Nairobi News


Court moves hearing of Mike Sonko impeachment case to January 4

An application by impeached Nairobi Governor Mike Mbuvi Sonko to stop the Independent Electoral and Boundaries Commission (IEBC) from conducting a by-election will now be heard on January 4 and not February 3, 2021.

Justice James Makau reviewed the dates following a request by Mr Sonko who said that the IEBC had already set February 18 as the date for the by-election.

Since the matter is urgent due to timelines stipulated in the Constitution for filling of vacancy in the governor’s office, Justice Makau allowed the application to be heard at a time when the judges are on Christmas recess which ends on January 15. The file will be placed before the holiday duty judge Anthony Mrima.

Justice Makau also directed Mr Sonko’s lawyers to furnish IEBC and the other respondents in the case with copies of the court documents by Wednesday evening.

The respondents, who include the Senate and the Nairobi County Assembly, will be required to file their responses within two days and not 15 days as ordered earlier.


In urging court to bar IEBC from conducting the by-election, Mr Sonko argues that the move would be prejudicial to his rights, which he says, were violated by the Senate and the County Assembly.

Through lawyers Evans Ondieki and Martin Nyamu, the ousted governor argues that he will suffer irreparable damage not compensatable in monetary terms because he stands to lose his position without the due process of the law.

He says his removal was highly politicised and the process overturned the popular will of the people as contained in Article 1(1) of the Constitution.

He claims that senators voted for his removal without confirming whether the impeachment motion was supported by evidence. He says senators voted for the charges levelled against him without any evaluation of the evidence placed before the Senate.

Another claim is that the Senate failed to confirm whether there was affirmation from the Members of the County Assembly (MCAs), verifiable signatures of a  third of the MCAs who participated in the process and a verification form.

While accusing Senate of abdicating its duty, Mr Sonko claims the Senators also failed to confirm videos of the MCAs who voted virtually, list of those who voted and a copy of the Hansard proceedings showing how many voted, abstained and how many rejected the impeachment motion.

Public participation

He also claims there was no public participation at the county assembly level and that the MCAs denied him the opportunity to defend himself during the proceedings.

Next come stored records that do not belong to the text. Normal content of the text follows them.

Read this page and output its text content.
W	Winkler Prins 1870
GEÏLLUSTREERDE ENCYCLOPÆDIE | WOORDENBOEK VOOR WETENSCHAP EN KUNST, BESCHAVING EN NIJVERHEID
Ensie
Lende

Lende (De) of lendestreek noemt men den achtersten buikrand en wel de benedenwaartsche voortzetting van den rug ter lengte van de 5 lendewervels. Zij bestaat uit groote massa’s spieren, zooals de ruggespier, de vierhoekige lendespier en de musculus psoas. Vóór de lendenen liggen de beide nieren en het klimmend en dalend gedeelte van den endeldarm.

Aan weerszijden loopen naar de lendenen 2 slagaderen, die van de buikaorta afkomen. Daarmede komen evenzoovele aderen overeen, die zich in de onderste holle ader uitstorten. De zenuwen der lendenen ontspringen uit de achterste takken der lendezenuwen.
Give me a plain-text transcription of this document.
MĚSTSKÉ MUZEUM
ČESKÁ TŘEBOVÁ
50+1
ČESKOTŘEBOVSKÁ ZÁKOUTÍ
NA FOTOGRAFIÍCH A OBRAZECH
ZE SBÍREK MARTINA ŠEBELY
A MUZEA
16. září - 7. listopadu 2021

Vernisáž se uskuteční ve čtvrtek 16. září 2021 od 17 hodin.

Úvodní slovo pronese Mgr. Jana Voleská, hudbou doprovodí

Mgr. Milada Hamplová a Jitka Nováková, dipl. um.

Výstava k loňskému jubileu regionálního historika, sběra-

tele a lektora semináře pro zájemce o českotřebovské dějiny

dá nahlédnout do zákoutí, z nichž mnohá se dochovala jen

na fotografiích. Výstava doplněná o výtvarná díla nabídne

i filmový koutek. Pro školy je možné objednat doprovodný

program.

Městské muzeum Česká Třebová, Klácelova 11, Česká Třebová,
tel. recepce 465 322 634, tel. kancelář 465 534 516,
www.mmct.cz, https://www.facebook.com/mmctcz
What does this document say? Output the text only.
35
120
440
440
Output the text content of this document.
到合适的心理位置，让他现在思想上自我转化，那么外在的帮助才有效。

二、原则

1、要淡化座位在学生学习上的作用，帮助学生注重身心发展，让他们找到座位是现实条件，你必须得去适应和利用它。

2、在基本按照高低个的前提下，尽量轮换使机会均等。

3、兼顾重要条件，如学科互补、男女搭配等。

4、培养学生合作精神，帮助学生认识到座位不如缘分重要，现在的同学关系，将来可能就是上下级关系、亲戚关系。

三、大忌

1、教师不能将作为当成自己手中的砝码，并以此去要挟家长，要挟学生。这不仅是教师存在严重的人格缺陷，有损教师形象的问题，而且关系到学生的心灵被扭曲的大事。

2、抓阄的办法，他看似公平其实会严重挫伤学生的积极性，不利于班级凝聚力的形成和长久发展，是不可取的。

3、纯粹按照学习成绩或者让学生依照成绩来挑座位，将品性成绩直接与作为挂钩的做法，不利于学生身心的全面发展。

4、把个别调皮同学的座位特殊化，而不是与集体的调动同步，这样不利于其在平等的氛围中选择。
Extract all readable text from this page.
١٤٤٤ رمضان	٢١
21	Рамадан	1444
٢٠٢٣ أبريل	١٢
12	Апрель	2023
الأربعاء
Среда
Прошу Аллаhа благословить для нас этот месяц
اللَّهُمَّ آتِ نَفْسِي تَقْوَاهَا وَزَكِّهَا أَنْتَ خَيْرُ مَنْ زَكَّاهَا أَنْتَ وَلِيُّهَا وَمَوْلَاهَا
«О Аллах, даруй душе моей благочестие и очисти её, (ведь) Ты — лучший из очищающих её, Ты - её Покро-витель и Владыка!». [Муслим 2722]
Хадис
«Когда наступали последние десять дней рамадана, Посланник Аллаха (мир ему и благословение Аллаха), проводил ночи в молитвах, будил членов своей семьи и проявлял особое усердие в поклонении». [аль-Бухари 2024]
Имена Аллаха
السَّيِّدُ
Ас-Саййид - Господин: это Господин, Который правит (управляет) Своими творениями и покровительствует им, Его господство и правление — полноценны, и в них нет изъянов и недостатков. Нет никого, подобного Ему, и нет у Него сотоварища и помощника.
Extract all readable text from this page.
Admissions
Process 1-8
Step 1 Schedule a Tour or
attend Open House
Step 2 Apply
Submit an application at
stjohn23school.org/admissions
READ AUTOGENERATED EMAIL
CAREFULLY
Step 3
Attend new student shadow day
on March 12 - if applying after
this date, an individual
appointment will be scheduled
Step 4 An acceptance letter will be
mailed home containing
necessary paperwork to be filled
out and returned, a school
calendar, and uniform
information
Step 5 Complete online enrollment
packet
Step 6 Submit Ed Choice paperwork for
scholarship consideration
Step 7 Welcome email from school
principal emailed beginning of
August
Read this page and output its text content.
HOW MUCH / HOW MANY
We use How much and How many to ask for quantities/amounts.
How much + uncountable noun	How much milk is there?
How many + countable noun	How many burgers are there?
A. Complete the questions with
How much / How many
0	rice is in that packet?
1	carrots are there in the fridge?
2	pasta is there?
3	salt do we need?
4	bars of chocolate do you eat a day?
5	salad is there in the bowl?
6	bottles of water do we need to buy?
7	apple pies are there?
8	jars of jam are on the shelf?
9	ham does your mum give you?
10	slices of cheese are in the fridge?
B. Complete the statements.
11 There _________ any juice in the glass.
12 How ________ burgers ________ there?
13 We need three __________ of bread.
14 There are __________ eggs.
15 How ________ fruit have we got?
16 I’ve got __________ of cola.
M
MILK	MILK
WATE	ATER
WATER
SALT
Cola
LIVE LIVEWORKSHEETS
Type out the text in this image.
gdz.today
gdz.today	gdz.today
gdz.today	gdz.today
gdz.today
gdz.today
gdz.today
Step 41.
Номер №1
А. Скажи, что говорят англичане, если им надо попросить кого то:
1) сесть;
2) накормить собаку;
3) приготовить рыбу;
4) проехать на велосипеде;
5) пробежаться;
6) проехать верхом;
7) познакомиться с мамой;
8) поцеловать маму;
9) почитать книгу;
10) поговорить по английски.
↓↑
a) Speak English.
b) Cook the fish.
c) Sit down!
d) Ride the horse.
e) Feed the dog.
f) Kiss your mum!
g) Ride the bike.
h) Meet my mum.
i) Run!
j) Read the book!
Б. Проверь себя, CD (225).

In the court documents Mr Sonko attacks the Speaker of the Senate Ken Lusaka for blocking him from raising a preliminary objection against the impeachment proceedings.

Instead of being granted the opportunity to prosecute the preliminary objection as provided under the Senate Rules of Procedure, Mr Sonko says the Speaker decided of his own motion that the issues raised in the preliminary objection would be considered along with the matters raised in the impeachment motion.

However, the issues contained in the objection were never put to a vote. Mr Sonko alleges discrimination by the Senate since his accuser, the County Assembly, was allowed to introduce witnesses whose evidence was not before the County Assembly.

He also claimed that he was denied the right to file a supplementary response concerning the expanded extra documents adduced by the MCAs.

“At some point in the course of the proceedings the Senator for Kakamega Cleophas Malala stated that the Senate had already decided, and no further submissions were warranted as the same were a waste of time,” claims Mr Sonko.

He adds: “The remarks demonstrate a predetermined position of the Senate which was conducting a quasi-judicial function as opposed to a legislative function and the same pointed at bias on the part of the senators in the eyes of not only the Petitioner but also the members of the public.”

Mr Sonko also alleges that the Senate House hardly raised the quorum during the proceedings but at voting time it was a full house.

“The Senate abdicated its Constitutional responsibility of protecting the sanctity of the Constitution and pursued a partisan agenda to the prejudice of the Petitioner. It did not investigate the volumes of documents supplied to it,” reads the court papers.